Santa Cruz. Santacruceño de pura cepa, acostumbrado al folclor, la tradición y las costumbres de nuestros ancestros, Howard Cabalceta se aferra a conservar lo nuestro, lo del Guanacaste que siempre hemos conocido y que lo distingue de las demás provincias del país.
Por eso enfrenta la bravura de los toros con un estilo autóctono guanacasteco: utilizando la vaqueta de cuero de venado. Con su gran destreza, siempre deleita al público que llega a observarlo.
Esta semana, en las Fiestas Típicas Nacionales de Santa Cruz, él ha sido uno de los atractivos, junto con los montadores de toros y lazadores que llegan a hacer el espectáculo a la legendaria Plaza de los Mangos, de Santa Cruz.
¿Desde cuándo practica usted el difícil arte de sortear al toro con vaqueta, al igual que nuestro abuelos?
Desde que tenía 12 años, ahora tengo 30. Todo comenzó porque me gustaba esta cuestión de los toros, y primero empecé montando. Nosotros teníamos una característica: el que no montaba ayudaba al que sí lo hacía, con la vaqueta o capote, para tratar de que el animal no lo golpeara cuando éste se cayera, o para tratar de componerlo si se iba de lado en la jugada. Es por eso que todos aprendimos este difícil arte.
¿A qué se debe que usted haya sobresalido más que los demás?
Yo pongo el hecho de que, cuando nació mi primera hija, juré no montar más, pero me quedé con el gusanillo del vaqueteo.
"Día con día mejoré y también recibí consejos de un gran maestro, a quien lo considero grande en este campo: José Chepío Arrieta. Él me enseñó realmente cómo pararme ante un toro, cómo salir de los momentos difíciles y otros secretos que me han ayudado mucho".
¿Asimiló bien su familia el peligro que usted corría al enfrentarse a los toros?

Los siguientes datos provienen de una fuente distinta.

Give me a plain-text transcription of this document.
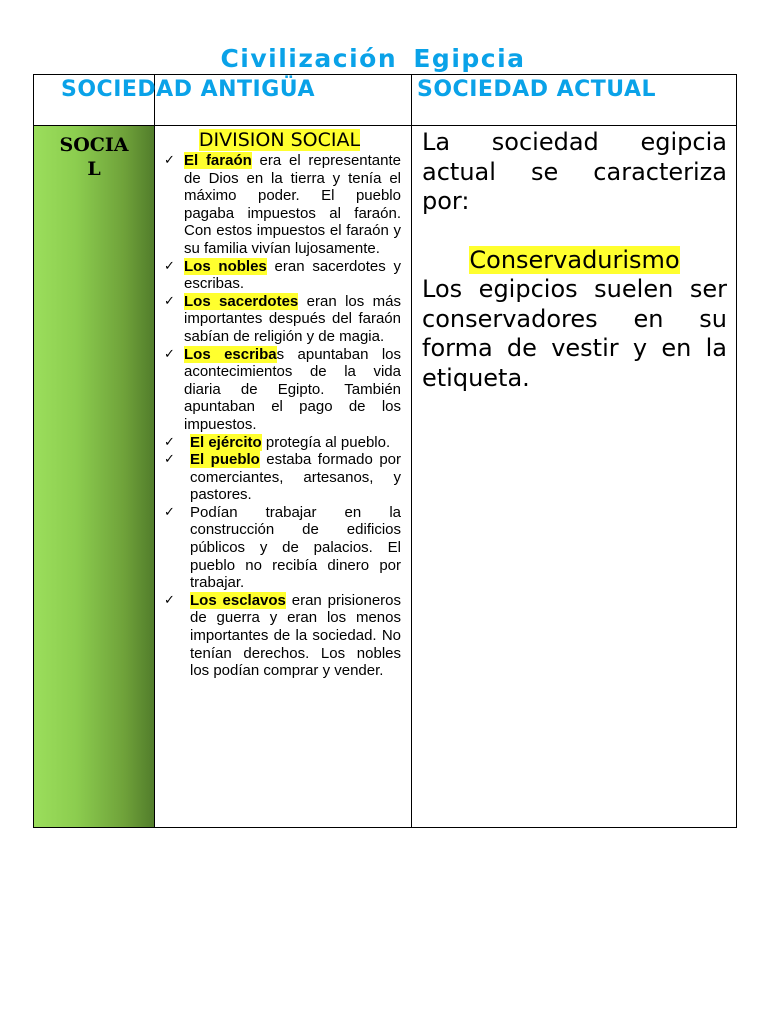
Civilización Egipcia
SOCIEDAD ANTIGÜA	SOCIEDAD ACTUAL
SOCIA
L
DIVISION SOCIAL
✓ El faraón era el representante de Dios en la tierra y tenía el máximo poder. El pueblo pagaba impuestos al faraón. Con estos impuestos el faraón y su familia vivían lujosamente.
✓ Los nobles eran sacerdotes y escribas.
✓ Los sacerdotes eran los más importantes después del faraón sabían de religión y de magia.
✓ Los escribas apuntaban los acontecimientos de la vida diaria de Egipto. También apuntaban el pago de los impuestos.
✓ El ejército protegía al pueblo.
✓ El pueblo estaba formado por comerciantes, artesanos, y pastores.
✓ Podían trabajar en la construcción de edificios públicos y de palacios. El pueblo no recibía dinero por trabajar.
✓ Los esclavos eran prisioneros de guerra y eran los menos importantes de la sociedad. No tenían derechos. Los nobles los podían comprar y vender.
La sociedad egipcia actual se caracteriza por:
Conservadurismo
Los egipcios suelen ser conservadores en su forma de vestir y en la etiqueta.
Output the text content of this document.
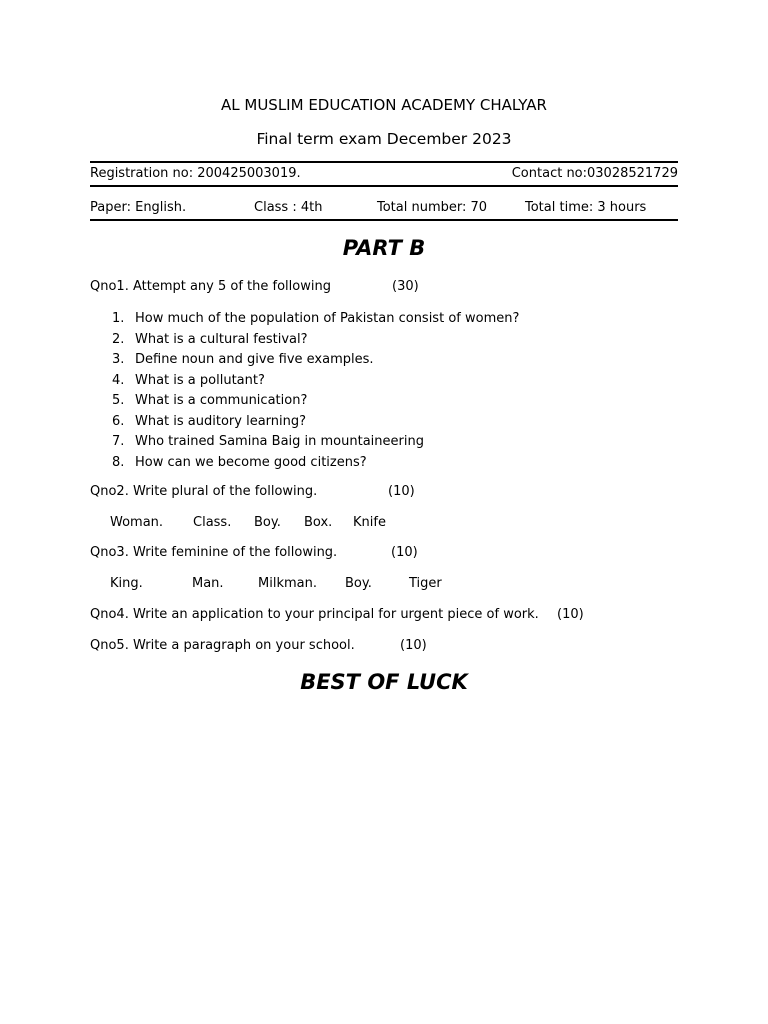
AL MUSLIM EDUCATION ACADEMY CHALYAR
Final term exam December 2023
Registration no: 200425003019.	Contact no:03028521729
Paper: English.	Class : 4th	Total number: 70	Total time: 3 hours
PART B
Qno1. Attempt any 5 of the following	(30)
1. How much of the population of Pakistan consist of women?
2. What is a cultural festival?
3. Define noun and give five examples.
4. What is a pollutant?
5. What is a communication?
6. What is auditory learning?
7. Who trained Samina Baig in mountaineering
8. How can we become good citizens?
Qno2. Write plural of the following.	(10)
Woman. Class. Boy. Box. Knife
Qno3. Write feminine of the following.	(10)
King.	Man.	Milkman. Boy.	Tiger
Qno4. Write an application to your principal for urgent piece of work. (10)
Qno5. Write a paragraph on your school.	(10)
BEST OF LUCK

En un principio no. Mi mamá, Argere Chavarría (Q.d.D.g), me regañaba cada vez que me veía montando o vaqueteando, pero poco a poco fue aceptando que me gustaba esto. Solamente me pedía que lo hiciera sanamente.
¿Cuál es la diferencia entre torear con capote, que es de tela, y con vaqueta, que es de cuero de venado?
La diferencia es mucha. Con el capote usted se protege más del toro, con la vaqueta el cuerpo de uno está más al descubierto.
"Es importante señalar que es difícil adaptarse a la vaqueta, a través del tiempo he conocido mucha gente que domina muy bien el capote, pero a la hora de que le ponen una vaqueta se les hace difícil su adaptación".
¿Ha sufrido accidentes en la plaza de toros?
Lo normal. Lo más trágico que me pasó fue cuando empezaba y un toro, cuyo nombre no recuerdo, me ensartó su cacho en una pierna. Fue una herida de consideración. Además, he tenido varios levantines sin trascendencia.
"A veces pienso que la misma confianza me ha hecho tener varios accidentes. En algunas ocasiones no siento nada de miedo cuando me enfrento al toro, pero poco a poco estoy mejorando este aspecto para que no vuelva a suceder".
¿Le alegra saber que su fama ha trascendido a escala nacional?
Pues gracias a Dios todo me ha salido bien, y a la gente le gusta lo que hago. Con humildad puedo decir que he participado en grandes festejos, pues aparte de los de Santa Cruz están los de Liberia y Zapote, donde estuve el pasado 23 de diciembre.
"Para mí fue muy importante y de gran alegría esa presentación en Zapote, porque le di a conocer a Costa Rica cómo se enfrentaban los toros aquí, en la Ciudad Folclórica".
¿Por qué cuesta encontrar buenos vaqueteros en la región de Guanacaste?
Tal vez porque se dedican más al capote y muy pocas veces realizan suertes con la vaqueta. Sin embargo, aquí hay buenos elementos que se deben tomar en cuenta, como un Javier Álvarez, Joaquín Méndez, Efraín Villafuerte y Chepío Arrieta.
¿Hasta cuándo observaremos a Howard Cabalceta enfrentando toros?
No sé, todavía no he pensado en mi retiro, solo el tiempo me dirá. No cabe duda de que esto es difícil de dejar, pienso que todavía me quedan años si es que Esquipulitas (Patrono de Santa Cruz) quiere, porque él es el que manda.